Mas por que o século XXI gerava tanta expectativa? Será que seria pelo avanço da ciência e da tecnologia? Teria a ficção científica nutrido a mente coletiva ao anunciar que assim que o século virasse - uma expressão cheia de significado, porém vazia de determinação - muita coisa nova e excitante aconteceria, como contatos alienígenas, colonização de novos mundos, robôs andando calmamente pelas ruas, ajudando os seres humanos. Este era o século da paz mundial, onde já teríamos resolvido nossos problemas com a tecnologia avançada e teríamos o fim das diferenças que tanto matavam pessoas.

O século XXI trouxe sim inovações. Tivemos a consolidação da internet, o surgimento do smartphone e do tablet. Tivemos o primeiro presidente negro da história dos Estados Unidos, uma presidente no Brasil, uma presidente na Índia, uma presidente na Coreia do Sul e uma primeira-ministra na Austrália. O Nepal deixou de ser uma monarquia e se tornou uma república. Mas tivemos uma intensificação das diferenças. Genocídios, fome, miséria, guerras retomadas, tivemos a Primavera Árabe, os ataques na Noruega, a morte de Osama Bin Laden. Foi no século XXI que os brasileiros indignados saíram às ruas do país todo, de saco cheio de ver a mesma merda de sempre.

Podemos dizer então que, além de inovações tecnológicas (e o enterro de outras, como o ônibus espacial), tivemos a melhor e a pior face do ser humano transmitido ao vivo para todo o mundo. A internet intensificou as diferenças, os debates, os trolls e às posições radicais. O século XXI estreou de um jeito que nenhum autor de ficção científica poderia colocar em palavras. O século XXI nos traiu. Traiu nossas expectativas de um mundo melhor, justo e sem problemas. Trouxe-nos a tecnologia à jato, nas mãos, acessível com o toque leve de um dedo, mas ainda faz crianças padecerem de fome, faz mulheres serem estupradas, faz homens morrerem em guerras, poda as minorias de seus direitos mais básicos.
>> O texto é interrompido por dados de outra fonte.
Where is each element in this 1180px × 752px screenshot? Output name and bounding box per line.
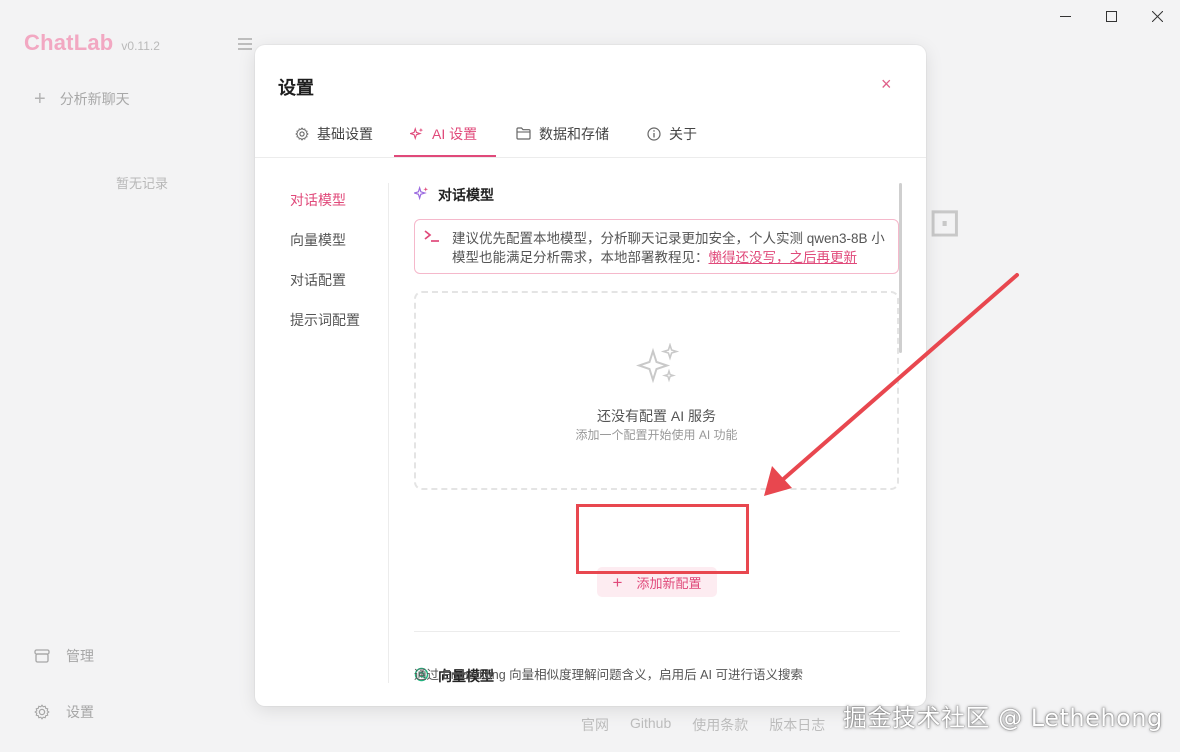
footer-link[interactable]: Github: [630, 715, 671, 735]
sparkles-icon: [635, 342, 680, 390]
hamburger-icon: [238, 38, 252, 50]
app-logo: ChatLab v0.11.2: [24, 30, 160, 56]
footer-link[interactable]: 版本日志: [769, 715, 825, 735]
subnav-item-chat-config[interactable]: 对话配置: [290, 272, 360, 312]
empty-title: 还没有配置 AI 服务: [596, 408, 716, 424]
manage-button[interactable]: 管理: [34, 646, 94, 666]
settings-tabs: 基础设置 AI 设置 数据和存储 关于: [255, 119, 926, 158]
archive-icon: [34, 649, 50, 663]
menu-toggle-button[interactable]: [238, 37, 252, 55]
tab-label: 数据和存储: [539, 125, 609, 142]
empty-subtitle: 添加一个配置开始使用 AI 功能: [575, 428, 738, 442]
watermark-text: 掘金技术社区 @ Lethehong: [843, 704, 1163, 732]
empty-config-placeholder: 还没有配置 AI 服务 添加一个配置开始使用 AI 功能: [414, 291, 899, 490]
tab-label: 关于: [669, 125, 697, 142]
notice-link[interactable]: 懒得还没写，之后再更新: [709, 250, 858, 265]
empty-history-text: 暂无记录: [116, 176, 169, 191]
chat-model-section-header: 对话模型: [412, 185, 494, 205]
add-config-label: 添加新配置: [636, 575, 702, 591]
ai-settings-content: 对话模型 建议优先配置本地模型，分析聊天记录更加安全，个人实测 qwen3-8B…: [412, 182, 900, 684]
local-model-notice: 建议优先配置本地模型，分析聊天记录更加安全，个人实测 qwen3-8B 小模型也…: [414, 219, 899, 274]
active-tab-indicator: [394, 155, 496, 157]
plus-icon: +: [612, 572, 623, 592]
settings-dialog: 设置 × 基础设置 AI 设置 数据和存储 关于 对话模型 向量模型 对话配置 …: [255, 45, 926, 706]
gear-icon: [34, 704, 50, 720]
gear-icon: [295, 126, 309, 141]
info-icon: [647, 126, 661, 141]
app-sidebar: ChatLab v0.11.2 + 分析新聊天 暂无记录 管理 设置: [0, 0, 252, 752]
app-version: v0.11.2: [121, 39, 160, 53]
tab-ai-settings[interactable]: AI 设置: [410, 119, 477, 158]
footer-link[interactable]: 使用条款: [692, 715, 748, 735]
new-chat-label: 分析新聊天: [59, 91, 130, 107]
close-icon: [1151, 10, 1163, 22]
content-scrollbar[interactable]: [899, 183, 902, 353]
folder-icon: [516, 127, 531, 140]
app-name: ChatLab: [24, 30, 114, 55]
dialog-close-button[interactable]: ×: [881, 75, 892, 93]
embedding-description: 通过 Embedding 向量相似度理解问题含义，启用后 AI 可进行语义搜索: [414, 668, 803, 682]
maximize-button[interactable]: [1088, 0, 1134, 32]
section-divider: [414, 631, 900, 632]
ai-settings-subnav: 对话模型 向量模型 对话配置 提示词配置: [290, 192, 360, 352]
dialog-title: 设置: [278, 78, 314, 98]
new-chat-button[interactable]: + 分析新聊天: [34, 89, 130, 109]
plus-icon: +: [34, 88, 46, 110]
sparkles-icon: [410, 126, 424, 141]
subnav-divider: [388, 183, 389, 683]
settings-button[interactable]: 设置: [34, 702, 94, 722]
tab-label: AI 设置: [432, 125, 478, 142]
settings-label: 设置: [66, 704, 94, 720]
tab-about[interactable]: 关于: [647, 119, 697, 158]
minimize-icon: [1059, 15, 1071, 17]
tab-label: 基础设置: [317, 125, 373, 142]
subnav-item-embedding-model[interactable]: 向量模型: [290, 232, 360, 272]
subnav-item-chat-model[interactable]: 对话模型: [290, 192, 360, 232]
notice-text: 建议优先配置本地模型，分析聊天记录更加安全，个人实测 qwen3-8B 小模型也…: [452, 229, 892, 267]
tab-data-storage[interactable]: 数据和存储: [516, 119, 609, 158]
footer-links: 官网 Github 使用条款 版本日志: [581, 715, 825, 735]
subnav-item-prompt-config[interactable]: 提示词配置: [290, 312, 360, 352]
manage-label: 管理: [66, 648, 94, 664]
background-decoration: ⊡: [928, 200, 962, 246]
maximize-icon: [1105, 10, 1117, 22]
sparkles-icon: [412, 185, 429, 204]
annotation-highlight-box: [576, 504, 749, 574]
terminal-icon: [423, 229, 441, 248]
window-controls: [1042, 0, 1180, 32]
close-window-button[interactable]: [1134, 0, 1180, 32]
tab-basic-settings[interactable]: 基础设置: [295, 119, 373, 158]
section-title: 对话模型: [438, 187, 494, 203]
footer-link[interactable]: 官网: [581, 715, 609, 735]
minimize-button[interactable]: [1042, 0, 1088, 32]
O século XXI é mais uma criação humana na tentativa de trazer ordem ao caos. E como tal, é imperfeito, inseguro e incapaz de mudar sozinho. Ele precisa do coletivo para que as mudanças que os escritores e o coletivo nos fizeram acreditar. O século XXI ainda tem muitas décadas pela frente para nos mostrar ao menos um pouco do mundo que foi antes imaginado. Será que poderemos vê-lo?

Até mais!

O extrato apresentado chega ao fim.